Alors, même si vous avez l’impression qu’une lèpre vous ronge actuellement, entendez bien que le Sauveur descend, rejoint et touche. Et si vous constatez une lèpre chez l’un de vos proches ou dans notre monde, ne condamnez pas, n’excluez pas : avec le Christ, descendez, rejoignez et touchez. Autrement dit : comprenez, consolez, intégrez.
Frères et sœurs, ce lépreux, c’est aussi bien vous, que moi, que votre conjoint, que votre famille ; c’est l’humanité entière. La pandémie actuelle peut alors nous rappeler combien nous sommes tous des malades : tous malades d’être complices du Mal. Mais nous avons plus qu’un vaccin pour nous protéger : nous avons le Sauveur, disponible pour tous et sans aucun autre effet secondaire que d’ouvrir nos cœurs à un amour toujours plus large !

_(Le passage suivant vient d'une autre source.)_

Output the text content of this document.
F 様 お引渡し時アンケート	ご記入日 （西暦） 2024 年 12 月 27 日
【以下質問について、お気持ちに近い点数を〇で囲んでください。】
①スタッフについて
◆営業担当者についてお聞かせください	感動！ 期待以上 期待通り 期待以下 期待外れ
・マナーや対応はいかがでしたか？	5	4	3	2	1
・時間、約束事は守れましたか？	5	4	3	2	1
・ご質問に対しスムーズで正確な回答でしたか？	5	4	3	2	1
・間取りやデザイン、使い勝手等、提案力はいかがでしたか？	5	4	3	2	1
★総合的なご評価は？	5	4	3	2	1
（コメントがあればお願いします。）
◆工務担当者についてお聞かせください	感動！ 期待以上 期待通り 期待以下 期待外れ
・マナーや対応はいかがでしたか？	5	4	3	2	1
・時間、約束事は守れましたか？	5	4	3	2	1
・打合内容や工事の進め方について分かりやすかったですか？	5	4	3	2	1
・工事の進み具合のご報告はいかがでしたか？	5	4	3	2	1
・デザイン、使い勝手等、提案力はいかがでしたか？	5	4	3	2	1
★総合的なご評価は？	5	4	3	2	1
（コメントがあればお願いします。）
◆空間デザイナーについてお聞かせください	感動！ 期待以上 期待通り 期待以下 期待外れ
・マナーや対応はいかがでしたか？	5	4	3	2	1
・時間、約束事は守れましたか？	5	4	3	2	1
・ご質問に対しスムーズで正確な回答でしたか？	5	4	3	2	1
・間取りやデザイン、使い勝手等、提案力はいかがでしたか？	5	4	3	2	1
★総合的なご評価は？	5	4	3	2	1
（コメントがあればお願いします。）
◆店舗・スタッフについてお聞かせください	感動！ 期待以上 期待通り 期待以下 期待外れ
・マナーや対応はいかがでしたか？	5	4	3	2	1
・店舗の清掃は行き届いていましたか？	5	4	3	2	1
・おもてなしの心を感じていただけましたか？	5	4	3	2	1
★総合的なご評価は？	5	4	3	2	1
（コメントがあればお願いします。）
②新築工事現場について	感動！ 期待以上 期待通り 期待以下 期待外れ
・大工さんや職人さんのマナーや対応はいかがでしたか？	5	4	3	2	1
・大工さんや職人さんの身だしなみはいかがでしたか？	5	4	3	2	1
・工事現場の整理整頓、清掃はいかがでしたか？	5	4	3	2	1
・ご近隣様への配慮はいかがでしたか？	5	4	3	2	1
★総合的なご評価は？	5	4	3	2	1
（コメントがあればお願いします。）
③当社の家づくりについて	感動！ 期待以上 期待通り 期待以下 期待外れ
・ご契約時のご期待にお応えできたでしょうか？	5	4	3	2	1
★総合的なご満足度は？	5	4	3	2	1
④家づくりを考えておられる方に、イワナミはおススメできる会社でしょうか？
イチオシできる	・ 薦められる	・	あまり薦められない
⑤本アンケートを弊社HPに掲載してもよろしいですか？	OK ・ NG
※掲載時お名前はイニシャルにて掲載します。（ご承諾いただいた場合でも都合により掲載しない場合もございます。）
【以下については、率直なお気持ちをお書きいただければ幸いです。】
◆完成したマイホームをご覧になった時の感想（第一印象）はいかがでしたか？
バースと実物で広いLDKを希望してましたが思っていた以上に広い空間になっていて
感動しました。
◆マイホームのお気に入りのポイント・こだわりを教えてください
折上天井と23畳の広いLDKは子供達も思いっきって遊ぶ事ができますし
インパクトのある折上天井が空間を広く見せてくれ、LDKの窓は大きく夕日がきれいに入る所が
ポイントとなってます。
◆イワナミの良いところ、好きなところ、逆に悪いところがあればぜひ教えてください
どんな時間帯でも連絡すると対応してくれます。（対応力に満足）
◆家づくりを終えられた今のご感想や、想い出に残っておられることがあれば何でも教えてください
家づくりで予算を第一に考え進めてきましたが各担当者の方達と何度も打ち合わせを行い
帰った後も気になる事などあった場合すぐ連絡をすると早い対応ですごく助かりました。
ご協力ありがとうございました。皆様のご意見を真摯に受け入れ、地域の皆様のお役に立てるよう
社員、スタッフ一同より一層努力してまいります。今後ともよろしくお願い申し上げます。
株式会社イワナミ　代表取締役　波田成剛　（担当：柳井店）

De cette contagion-là, il n’y a pas à avoir peur. Il faut plutôt la vouloir toujours davantage et la demander sans cesse au Seigneur. Nous voici justement rassemblés pour l’Eucharistie, afin de nous laisser totalement contaminer par l’amour sauveur ! Et de puiser dans cet amour l’attention et la force de mettre en œuvre cette semaine les trois verbes de miséricorde : comprendre, consoler et intégrer. Amen.